Professor Mike Sadowsky from the UMN Department of Soil, Water and Climate was Wednesday morning’s plenary speaker, his topic: Water Quality and Microorganisms: Protecting Recreation and Public Health.
One of the greatest causes of pollution in our waterways is fecal matter. Nature can cleanse itself of smaller amounts of microbes, but is overwhelmed by big spills. The greater concentration of microbes is due to the migration of people from rural to urban areas, which concentrated the disposal of waste, habitat destruction and runoff over impermeable surfaces.
It is often difficult to determine the source of large deposits of fecal matter. Sadowsky points to molecular technology to help track the origin of non-point source fecal pollution. The sources are many; soil can be a home for E. coli, as well as beach sand, which easily finds its way into the water. Cold-blooded animals are also a culprit. Meta genomics, the study of the totality of DNA in the environment, is another tool for researchers, as the information can be used to match against what is present in animals and what is present in the water.
We all benefit from the E. coli source tracking, as government uses the results to establish TMDLs and BMPs, protecting our beaches, drinking water and overall public health.

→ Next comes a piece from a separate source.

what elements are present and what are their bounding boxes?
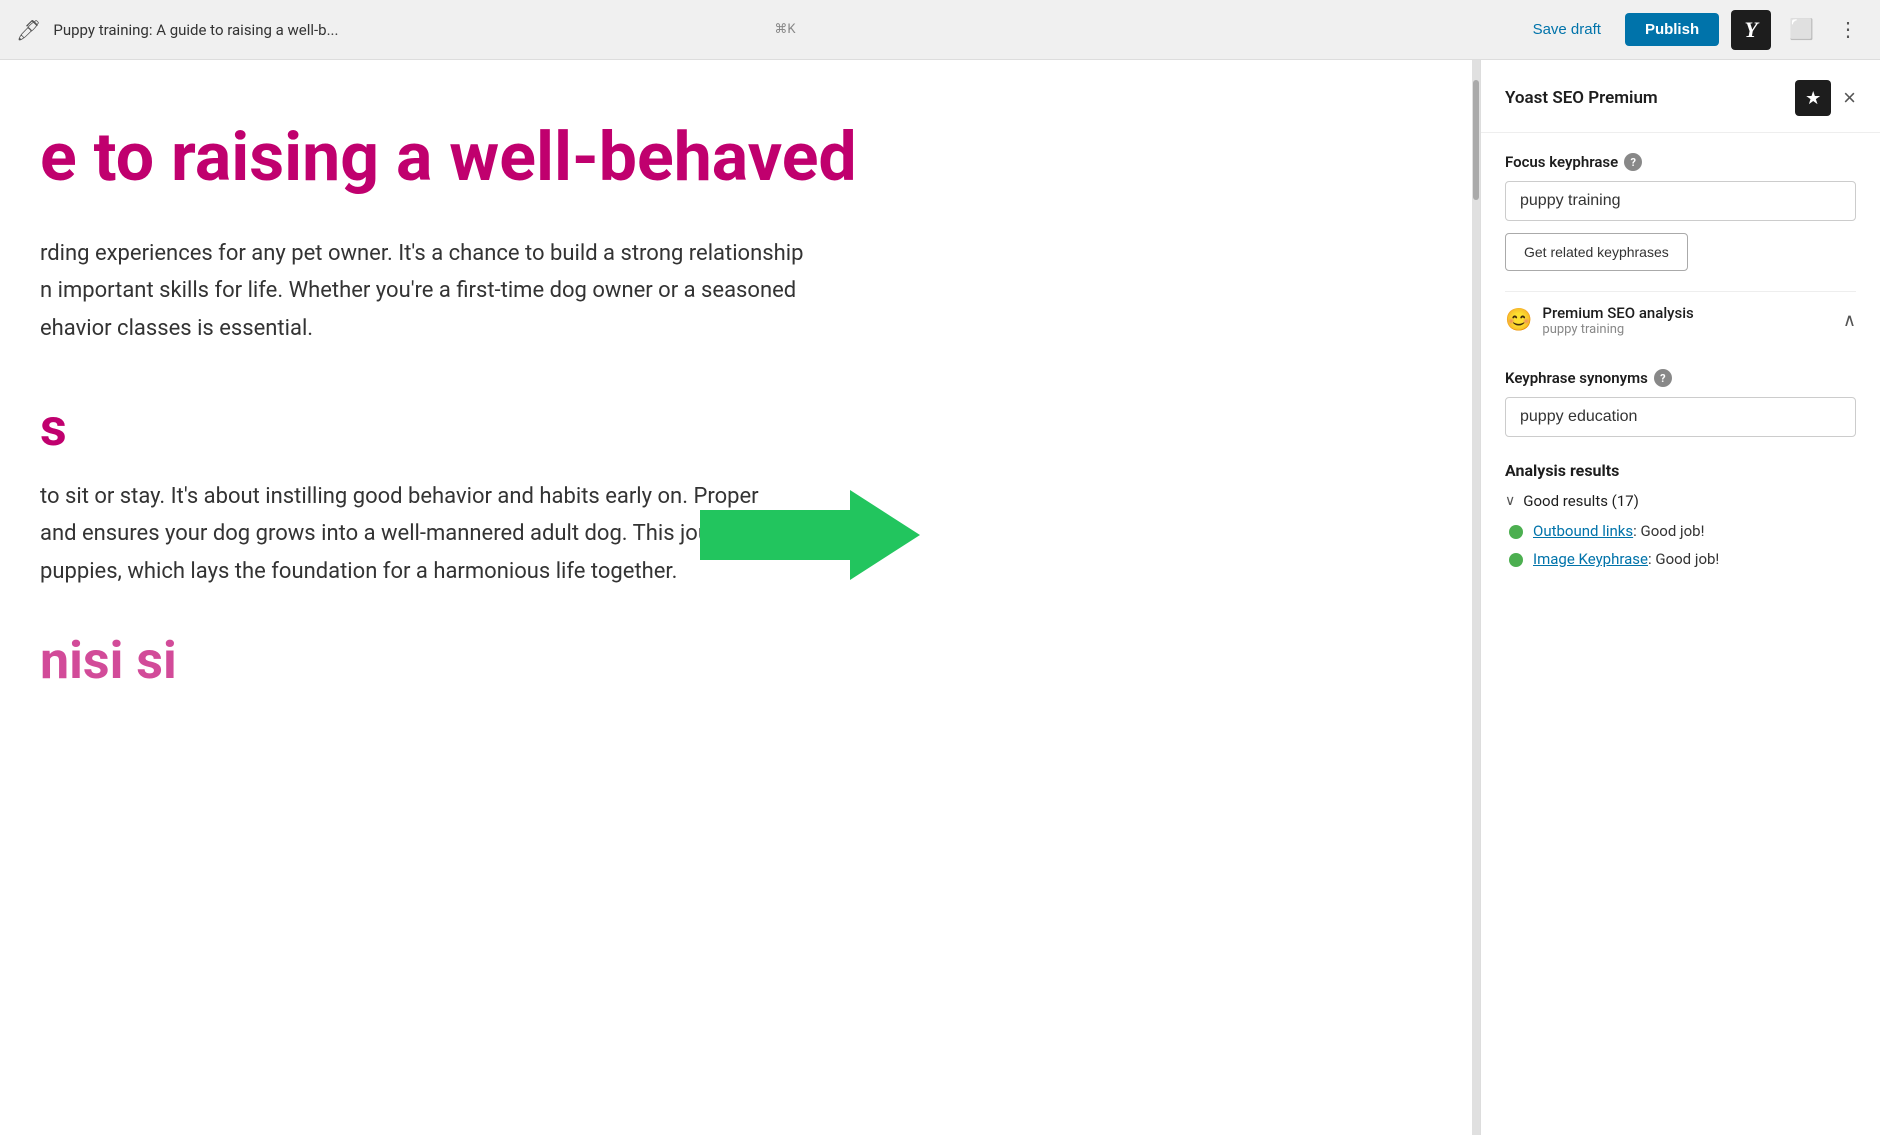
analysis-results-title: Analysis results: [1505, 461, 1856, 480]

The Fond du Lac Ojibwe tribe regard for water is that of a relationship with a relative, the lifeblood of Mother Earth. Women, as life-givers are considered the keepers of the water, said Nancy Schuldt, Fond du Lac Water Projects Coordinator. The spiritual
connection that the Ojibwe have with water resources has fueled hydrologic research on the reservation, as they seek to remediate damage done to wetlands by homesteaders, study the effects of sulfates on wild rice cultivation, and train the next generation of water stewards through ongoing science youth programs in partnership with the University of Minnesota.
This rigorous water management program has allowed the tribe to engage in off-reservation water arenas, giving them a voice on issues such as restoration of the St. Louis Estuary, and conservation decisions regarding the BWCA. The tribe has also been instrumental in restoring the lake sturgeon population through stocking, tagging and tracking. The ongoing mining debate is a vital one to the Fond du Lac tribe as previous mining has affected water quality and wild rice management permanently, so the tribe is very engaged in how future mining will be managed and permitted, as wild rice restoration and protection is a vital part of native spiritual life.
In closing, Schuldt shared ideas moving forward in building relationships with native peoples: find common goals, invite tribes to the table at the start of projects; respect the culture and the “other ways of knowing” and respect the history and experience that the tribes have with land and water.